Klopt, Rancière is een filosoof die na ‘68 brak met zijn marxistische leermeesters en nadien heel diepgaand ging nadenken over politiek en democratie. Zijn vertrekpunt is de maakbaarheid van de samenleving. Er is geen ‘vaste grond’ voor onze samenleving, het zijn altijd mensen geweest die een samenleving vorm gegeven hebben. Dat veronderstelt zonder meer het principe van gelijkheid, een fundamenteel idee van de verlichting. Wie zou immers meer rechten kunnen laten gelden dan iemand anders om aan dat proces deel te nemen? Daarom zijn politiek en democratie voor hem synoniemen. ‘Aan politiek doen’ is het mobiliseren van het democratische beginsel van de universele gelijkheid, en dat om onrecht te herstellen. Zeker als sociaal werker kun je niet anders dan aan politiek doen.
‘Sociaal werkers voelen dat er onrecht is.’
Een samenleving is mensenwerk en iedereen heeft het recht om daaraan te participeren. Maar wat is dan de rol van de sociaal werker? Heeft sociaal werk een specifieke taak?
Uiteraard, anders zou het geen specialisme zijn. Sociaal werkers zijn mensen die zich per definitie specialiseren in het doorgronden van de samenleving. Dat doen ze vanuit het aanvoelen dat er iets niet klopt in deze samenleving, dat er onrecht is. Zelfs in de caritatieve wortels van het sociaal werk zat al de gedachte dat onze samenleving niet rechtvaardig was, dat er mensen uit de boot vielen.

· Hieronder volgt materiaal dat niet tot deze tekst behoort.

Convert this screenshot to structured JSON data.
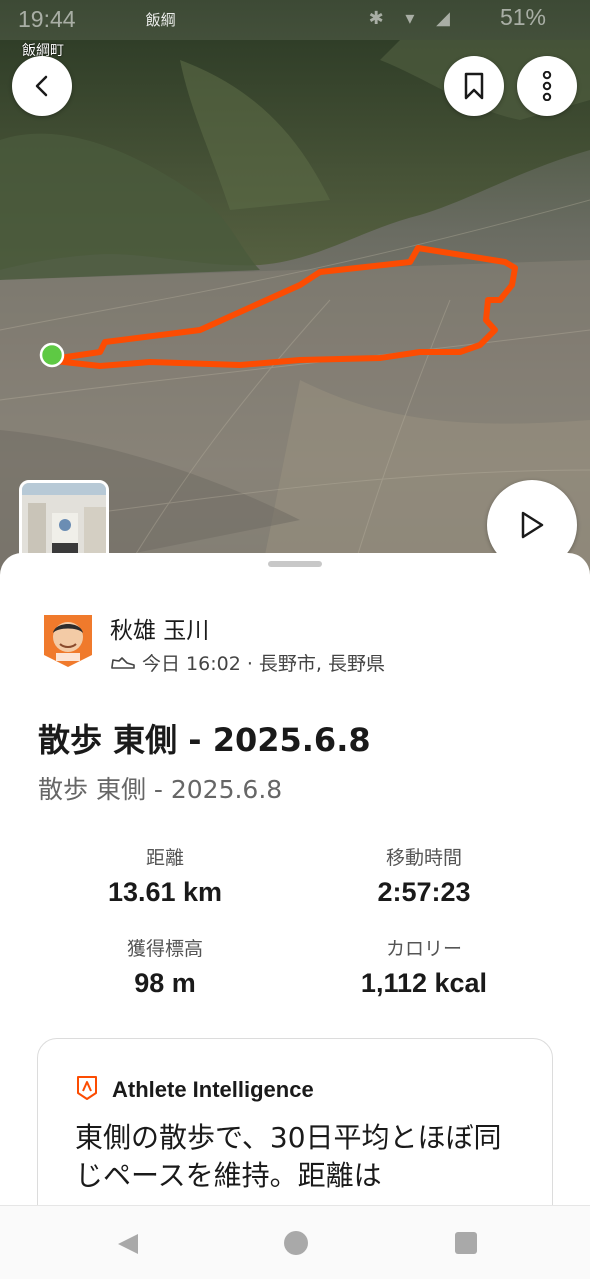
{
  "status_bar": {
    "time": "19:44",
    "notification_text": "飯綱",
    "battery": "51%"
  },
  "map": {
    "place_label": "飯綱町",
    "route_color": "#fc4c02",
    "start_marker_color": "#5ec944"
  },
  "athlete": {
    "name": "秋雄 玉川",
    "activity_icon": "shoe-icon",
    "meta": "今日 16:02 · 長野市, 長野県"
  },
  "activity": {
    "title": "散歩 東側 - 2025.6.8",
    "description": "散歩 東側 - 2025.6.8"
  },
  "stats": [
    {
      "label": "距離",
      "value": "13.61 km"
    },
    {
      "label": "移動時間",
      "value": "2:57:23"
    },
    {
      "label": "獲得標高",
      "value": "98 m"
    },
    {
      "label": "カロリー",
      "value": "1,112 kcal"
    }
  ],
  "athlete_intelligence": {
    "title": "Athlete Intelligence",
    "text": "東側の散歩で、30日平均とほぼ同じペースを維持。距離は"
  },
  "colors": {
    "accent": "#fc4c02"
  }
}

Zo kom je bij de sociaal werker als belangenbehartiger.
Inderdaad, er is niets mis met de ‘advocaat’ zijn van mensen. Je spreekt voor de ander, omdat je op de hoogte bent hoe onze samenleving in elkaar zit, omdat je geleerd hebt de wegen in onze maatschappij te bewandelen. Maar daar is een heel groot gevaar aan verbonden: je mag niet de ‘meester’ worden van je ‘cliënten’. Om het in marxistische termen te zeggen: de intellectueel die het allemaal weet vanuit zijn ideologische schema’s en die het woord overneemt van de arme proletariër. Historisch gezien zat heel veel sociaal werk in die hoek: vertrekken van je eigen gelijk, dat mooi verpakken in campagnes en methodieken en dan gaan sensibiliseren. Maar ook al zijn die grote verhalen vandaag weggevallen – er is nog één groot verhaal over: het neoliberale – toch trappen veel progressieven nog steeds in die val.
Wat kan je daar tegenover stellen?
Dat sociaal werk een stap verder moet gaan en radicaal moet uitgaan van het principe van gelijkheid. Wat heel duidelijk iets anders is dan gelijkheid trachten te realiseren. Want dan ga je zoals de marxisten in het verleden analyses en strategieën maken voor de ander. Dan ga je van gelijkheid een doel maken dat in de toekomst moet worden gerealiseerd, waarbij het heden en de mensen van nu louter middelen zijn in functie van die toekomst. In een van zijn boeken stelt Rancière: “De voornaamste vorm van lijden is behandeld worden als een lijdende.” Mensen mogen niet als objecten beschouwd worden. Iedereen is subject en heeft recht op een stem in het maatschappelijke debat. Politiek is democratie en democratie is politiek. Rancière stelt zich daarmee op tegenover heel veel sociologen die mensen vaak a priori in vakjes steken, in sociale klassen of groepen. Mensen vertrekken wel vanuit een bepaalde plaats, maar je kan nooit die plaats voor hen definiëren.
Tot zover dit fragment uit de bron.